The heart pumps blood to the lungs, brain, and other organs. Interruption of the heartbeat for only a few seconds can lead to fainting (syncope) or cardiac arrest. Fibrillation is an uncontrolled twitching or quivering of muscle fibers (fibrils). When it occurs in the lower chambers of the heart, it is called ventricular fibrillation. During ventricular fibrillation, blood is not pumped from the heart. Sudden cardiac death results. The most common cause of VF is a heart attack. However, VF can occur whenever the heart muscle does not get enough oxygen.

Epidemiology and Demographics

Sudden cardiac arrest is the leading cause of death in the industrialized world. It exacts significant mortality with approximately 70,000 to 90,000 sudden cardiac deaths each year in the United Kingdom, and survival rates are only 2%. The majority of these deaths are due to ventricular fibrillation secondary to myocardial infarction, or "heart attack". During ventricular fibrillation, cardiac output drops to zero, and, unless remedied promptly, death usually ensues within minutes.

Risk Factors

Most people with VF have no history of heart disease.
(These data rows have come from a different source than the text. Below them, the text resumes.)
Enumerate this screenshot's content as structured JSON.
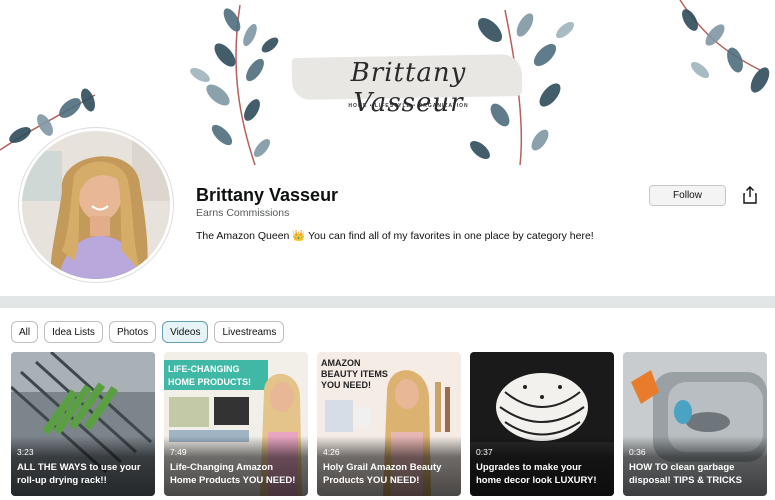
{
  "banner": {
    "title": "Brittany Vasseur",
    "tagline": "HOME • LIFESTYLE • ORGANIZATION"
  },
  "profile": {
    "name": "Brittany Vasseur",
    "subline": "Earns Commissions",
    "bio": "The Amazon Queen 👑 You can find all of my favorites in one place by category here!",
    "follow_label": "Follow"
  },
  "filters": [
    {
      "label": "All",
      "active": false
    },
    {
      "label": "Idea Lists",
      "active": false
    },
    {
      "label": "Photos",
      "active": false
    },
    {
      "label": "Videos",
      "active": true
    },
    {
      "label": "Livestreams",
      "active": false
    }
  ],
  "videos": [
    {
      "duration": "3:23",
      "title": "ALL THE WAYS to use your roll-up drying rack!!"
    },
    {
      "duration": "7:49",
      "title": "Life-Changing Amazon Home Products YOU NEED!",
      "thumb_text": "LIFE-CHANGING HOME PRODUCTS!"
    },
    {
      "duration": "4:26",
      "title": "Holy Grail Amazon Beauty Products YOU NEED!",
      "thumb_text": "AMAZON BEAUTY ITEMS YOU NEED!"
    },
    {
      "duration": "0:37",
      "title": "Upgrades to make your home decor look LUXURY!"
    },
    {
      "duration": "0:36",
      "title": "HOW TO clean garbage disposal! TIPS & TRICKS"
    }
  ],
  "colors": {
    "leaf": "#4f6e7e",
    "stem": "#b5605a",
    "active_chip_bg": "#e7f4f7",
    "divider": "#e3e6e6"
  }
}
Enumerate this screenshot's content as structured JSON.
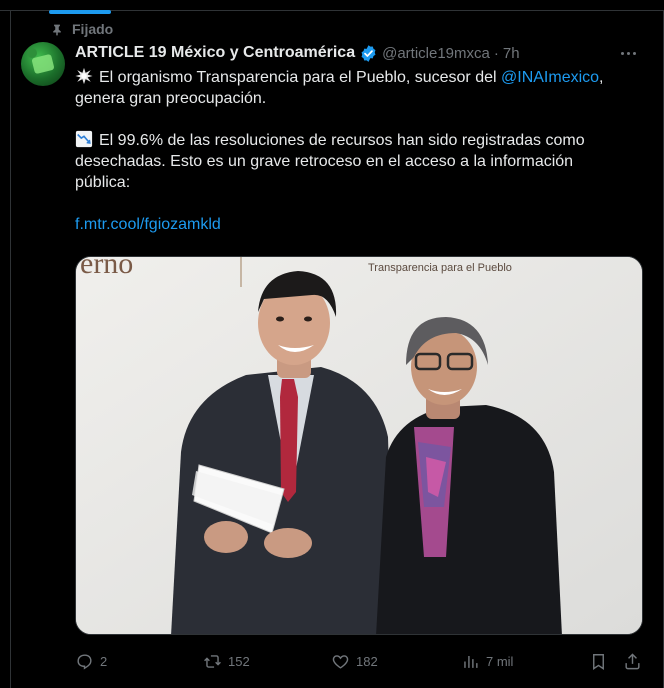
{
  "pinned_label": "Fijado",
  "author": {
    "name": "ARTICLE 19 México y Centroamérica",
    "handle": "@article19mxca",
    "separator": "·",
    "time": "7h"
  },
  "tweet": {
    "line1_prefix": "El organismo Transparencia para el Pueblo, sucesor del ",
    "line1_mention": "@INAImexico",
    "line1_suffix": ",",
    "line2": "genera gran preocupación.",
    "line3": "El 99.6% de las resoluciones de recursos han sido registradas como",
    "line4": "desechadas. Esto es un grave retroceso en el acceso a la información",
    "line5": "pública:",
    "link": "f.mtr.cool/fgiozamkld"
  },
  "media": {
    "banner_left": "erno",
    "banner_right": "Transparencia para el Pueblo"
  },
  "actions": {
    "replies": "2",
    "reposts": "152",
    "likes": "182",
    "views": "7 mil"
  },
  "icons": {
    "pin": "pin-icon",
    "verified": "verified-badge-icon",
    "more": "more-icon",
    "emoji1": "collision-emoji-icon",
    "emoji2": "chart-decreasing-emoji-icon",
    "reply": "reply-icon",
    "repost": "repost-icon",
    "like": "like-icon",
    "views": "views-icon",
    "bookmark": "bookmark-icon",
    "share": "share-icon"
  },
  "colors": {
    "accent": "#1d9bf0",
    "muted": "#71767b",
    "text": "#e7e9ea",
    "background": "#000000"
  }
}
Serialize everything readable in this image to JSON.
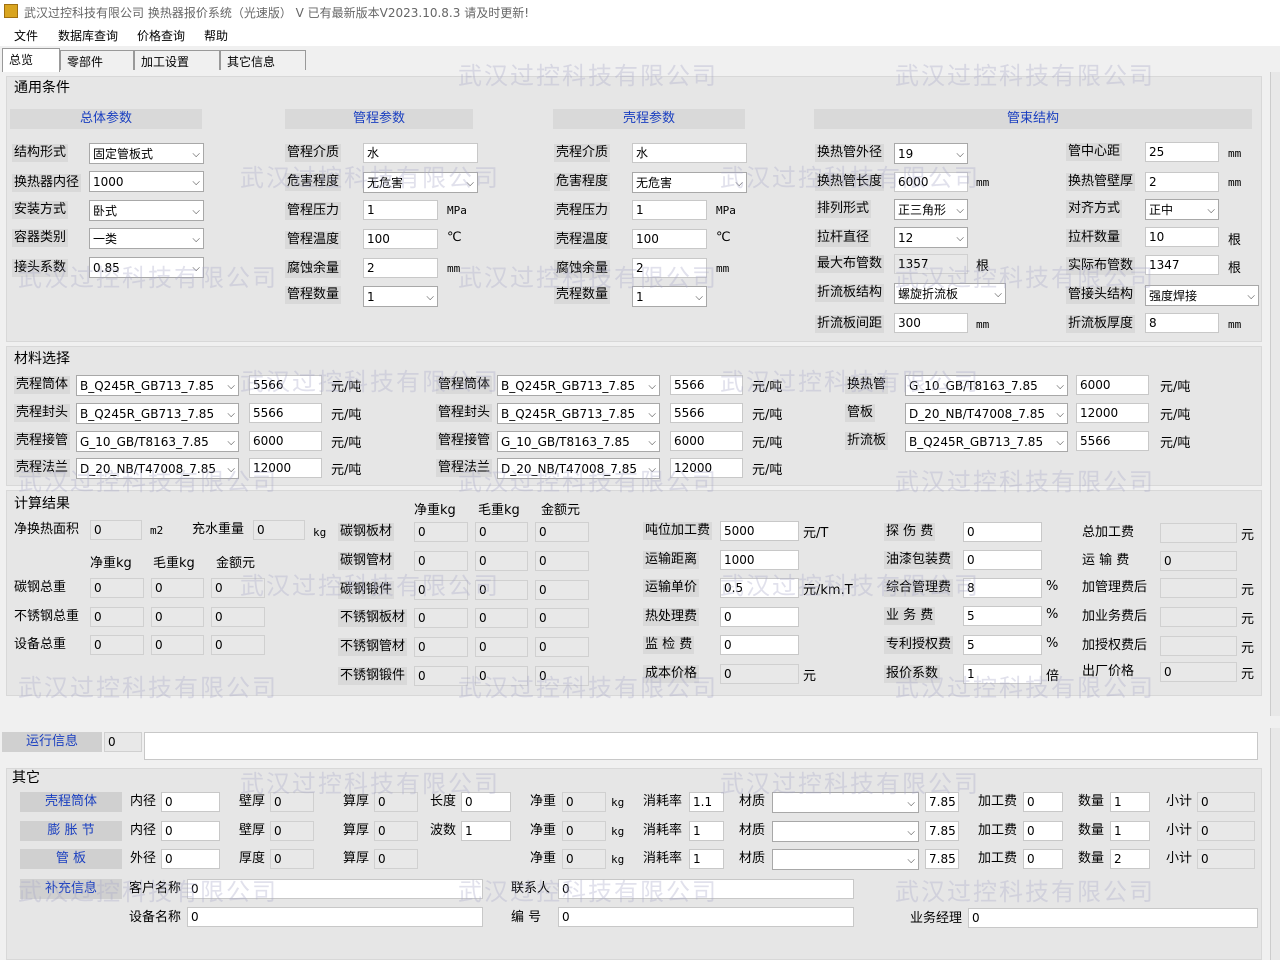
{
  "window": {
    "title": "武汉过控科技有限公司   换热器报价系统（光速版）   V     已有最新版本V2023.10.8.3  请及时更新!"
  },
  "menu": [
    "文件",
    "数据库查询",
    "价格查询",
    "帮助"
  ],
  "tabs": [
    "总览",
    "零部件",
    "加工设置",
    "其它信息"
  ],
  "watermark": "武汉过控科技有限公司",
  "general": {
    "title": "通用条件",
    "headers": [
      "总体参数",
      "管程参数",
      "壳程参数",
      "管束结构"
    ],
    "overall": [
      [
        "结构形式",
        "固定管板式"
      ],
      [
        "换热器内径",
        "1000"
      ],
      [
        "安装方式",
        "卧式"
      ],
      [
        "容器类别",
        "一类"
      ],
      [
        "接头系数",
        "0.85"
      ]
    ],
    "tube": [
      [
        "管程介质",
        "水"
      ],
      [
        "危害程度",
        "无危害"
      ],
      [
        "管程压力",
        "1",
        "MPa"
      ],
      [
        "管程温度",
        "100",
        "℃"
      ],
      [
        "腐蚀余量",
        "2",
        "mm"
      ],
      [
        "管程数量",
        "1"
      ]
    ],
    "shell": [
      [
        "壳程介质",
        "水"
      ],
      [
        "危害程度",
        "无危害"
      ],
      [
        "壳程压力",
        "1",
        "MPa"
      ],
      [
        "壳程温度",
        "100",
        "℃"
      ],
      [
        "腐蚀余量",
        "2",
        "mm"
      ],
      [
        "壳程数量",
        "1"
      ]
    ],
    "bundle_left": [
      [
        "换热管外径",
        "19",
        ""
      ],
      [
        "换热管长度",
        "6000",
        "mm"
      ],
      [
        "排列形式",
        "正三角形",
        ""
      ],
      [
        "拉杆直径",
        "12",
        ""
      ],
      [
        "最大布管数",
        "1357",
        "根"
      ],
      [
        "折流板结构",
        "螺旋折流板",
        ""
      ],
      [
        "折流板间距",
        "300",
        "mm"
      ]
    ],
    "bundle_right": [
      [
        "管中心距",
        "25",
        "mm"
      ],
      [
        "换热管壁厚",
        "2",
        "mm"
      ],
      [
        "对齐方式",
        "正中",
        ""
      ],
      [
        "拉杆数量",
        "10",
        "根"
      ],
      [
        "实际布管数",
        "1347",
        "根"
      ],
      [
        "管接头结构",
        "强度焊接",
        ""
      ],
      [
        "折流板厚度",
        "8",
        "mm"
      ]
    ]
  },
  "materials": {
    "title": "材料选择",
    "col1": [
      [
        "壳程筒体",
        "B_Q245R_GB713_7.85",
        "5566",
        "元/吨"
      ],
      [
        "壳程封头",
        "B_Q245R_GB713_7.85",
        "5566",
        "元/吨"
      ],
      [
        "壳程接管",
        "G_10_GB/T8163_7.85",
        "6000",
        "元/吨"
      ],
      [
        "壳程法兰",
        "D_20_NB/T47008_7.85",
        "12000",
        "元/吨"
      ]
    ],
    "col2": [
      [
        "管程筒体",
        "B_Q245R_GB713_7.85",
        "5566",
        "元/吨"
      ],
      [
        "管程封头",
        "B_Q245R_GB713_7.85",
        "5566",
        "元/吨"
      ],
      [
        "管程接管",
        "G_10_GB/T8163_7.85",
        "6000",
        "元/吨"
      ],
      [
        "管程法兰",
        "D_20_NB/T47008_7.85",
        "12000",
        "元/吨"
      ]
    ],
    "col3": [
      [
        "换热管",
        "G_10_GB/T8163_7.85",
        "6000",
        "元/吨"
      ],
      [
        "管板",
        "D_20_NB/T47008_7.85",
        "12000",
        "元/吨"
      ],
      [
        "折流板",
        "B_Q245R_GB713_7.85",
        "5566",
        "元/吨"
      ]
    ]
  },
  "calc": {
    "title": "计算结果",
    "area_label": "净换热面积",
    "area": "0",
    "area_unit": "m2",
    "fill_label": "充水重量",
    "fill": "0",
    "fill_unit": "kg",
    "cols": [
      "净重kg",
      "毛重kg",
      "金额元"
    ],
    "totals": [
      [
        "碳钢总重",
        "0",
        "0",
        "0"
      ],
      [
        "不锈钢总重",
        "0",
        "0",
        "0"
      ],
      [
        "设备总重",
        "0",
        "0",
        "0"
      ]
    ],
    "items": [
      [
        "碳钢板材",
        "0",
        "0",
        "0"
      ],
      [
        "碳钢管材",
        "0",
        "0",
        "0"
      ],
      [
        "碳钢锻件",
        "0",
        "0",
        "0"
      ],
      [
        "不锈钢板材",
        "0",
        "0",
        "0"
      ],
      [
        "不锈钢管材",
        "0",
        "0",
        "0"
      ],
      [
        "不锈钢锻件",
        "0",
        "0",
        "0"
      ]
    ],
    "costs": [
      [
        "吨位加工费",
        "5000",
        "元/T"
      ],
      [
        "运输距离",
        "1000",
        ""
      ],
      [
        "运输单价",
        "0.5",
        "元/km.T"
      ],
      [
        "热处理费",
        "0",
        ""
      ],
      [
        "监  检  费",
        "0",
        ""
      ],
      [
        "成本价格",
        "0",
        "元"
      ]
    ],
    "fees": [
      [
        "探  伤  费",
        "0",
        ""
      ],
      [
        "油漆包装费",
        "0",
        ""
      ],
      [
        "综合管理费",
        "8",
        "%"
      ],
      [
        "业  务  费",
        "5",
        "%"
      ],
      [
        "专利授权费",
        "5",
        "%"
      ],
      [
        "报价系数",
        "1",
        "倍"
      ]
    ],
    "summary": [
      [
        "总加工费",
        "",
        "元"
      ],
      [
        "运  输  费",
        "0",
        ""
      ],
      [
        "加管理费后",
        "",
        "元"
      ],
      [
        "加业务费后",
        "",
        "元"
      ],
      [
        "加授权费后",
        "",
        "元"
      ],
      [
        "出厂价格",
        "0",
        "元"
      ]
    ]
  },
  "run": {
    "label": "运行信息",
    "value": "0",
    "message": ""
  },
  "other": {
    "title": "其它",
    "rows": [
      {
        "name": "壳程筒体",
        "f1": "内径",
        "v1": "0",
        "f2": "壁厚",
        "v2": "0",
        "f3": "算厚",
        "v3": "0",
        "f4": "长度",
        "v4": "0",
        "wt": "0",
        "loss": "1.1",
        "mat": "",
        "den": "7.85",
        "fee": "0",
        "qty": "1",
        "sub": "0"
      },
      {
        "name": "膨 胀 节",
        "f1": "内径",
        "v1": "0",
        "f2": "壁厚",
        "v2": "0",
        "f3": "算厚",
        "v3": "0",
        "f4": "波数",
        "v4": "1",
        "wt": "0",
        "loss": "1",
        "mat": "",
        "den": "7.85",
        "fee": "0",
        "qty": "1",
        "sub": "0"
      },
      {
        "name": "管    板",
        "f1": "外径",
        "v1": "0",
        "f2": "厚度",
        "v2": "0",
        "f3": "算厚",
        "v3": "0",
        "f4": "",
        "v4": "",
        "wt": "0",
        "loss": "1",
        "mat": "",
        "den": "7.85",
        "fee": "0",
        "qty": "2",
        "sub": "0"
      }
    ],
    "labels": {
      "net": "净重",
      "kg": "kg",
      "loss": "消耗率",
      "mat": "材质",
      "fee": "加工费",
      "qty": "数量",
      "sub": "小计"
    },
    "supp": "补充信息",
    "customer_label": "客户名称",
    "customer": "0",
    "contact_label": "联系人",
    "contact": "0",
    "device_label": "设备名称",
    "device": "0",
    "number_label": "编    号",
    "number": "0",
    "manager_label": "业务经理",
    "manager": "0"
  }
}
Yet they often have risk factors for heart disease, such as smoking, high blood pressure, and diabetes.

Natural History, Complications and Prognosis

VF will lead to death within a few minutes unless it is treated quickly and effectively. Even then, long-term survival for people who live through a VF attack outside of the hospital is between 2% and 25%. People who have survived VF may be in a coma or have long-term damage.

Diagnosis

History and Symptoms

A person who has a VF episode can suddenly collapse or become unconscious because the brain and muscles have stopped receiving blood from the heart.

Electrocardiogram

The electrocardiographic findings in ventricular fibrillation comprise of poorly identifiable QRS complexes and absent P waves. The heart rate is >300 beats per minute and it is irregular. The pattern is bizarre with a wandering baseline.

X-ray

There are no x-ray findings associated with ventricular fibrillation.

Electrocardiography and Ultrasound

There are no electrocardiography/ultrasound findings associated with ventricular fibrillation.

CT Scan

There are no CT scan findings associated with ventricular fibrillation.

MRI

There are no MRI findings associated with ventricular fibrillation.

Other Imaging Findings

There are no other imaging findings associated with ventricular fibrillation.

Other Diagnostic Studies

There are no other diagnostic Studies associated with ventricular fibrillation.

Treatment

Medical Therapy

In the event of cardiac arrest due to ventricular fibrillation, the immediate implementation of ACLS guidelines is indicated. When a sudden cardiac arrest occurs, immediate CPR is a vital link in the chain of survival. Another important link is early defibrillation, which has improved greatly with the widespread availability of AEDs. It often starts with analyzing the patient's heart rhythms with a manual defibrillator.

Surgery

In patients at high risk of ventricular fibrillation, the use of an implantable cardioverter defibrillator has been shown to be beneficial.

Primary Prevention

An implantable cardioverter defibrillator (ICD) is a device that can be implanted in the chest wall of people who are at risk for this serious rhythm disorder. The ICD can help prevent sudden cardiac death by quickly sending an electrical shock when ventricular fibrillation occurs.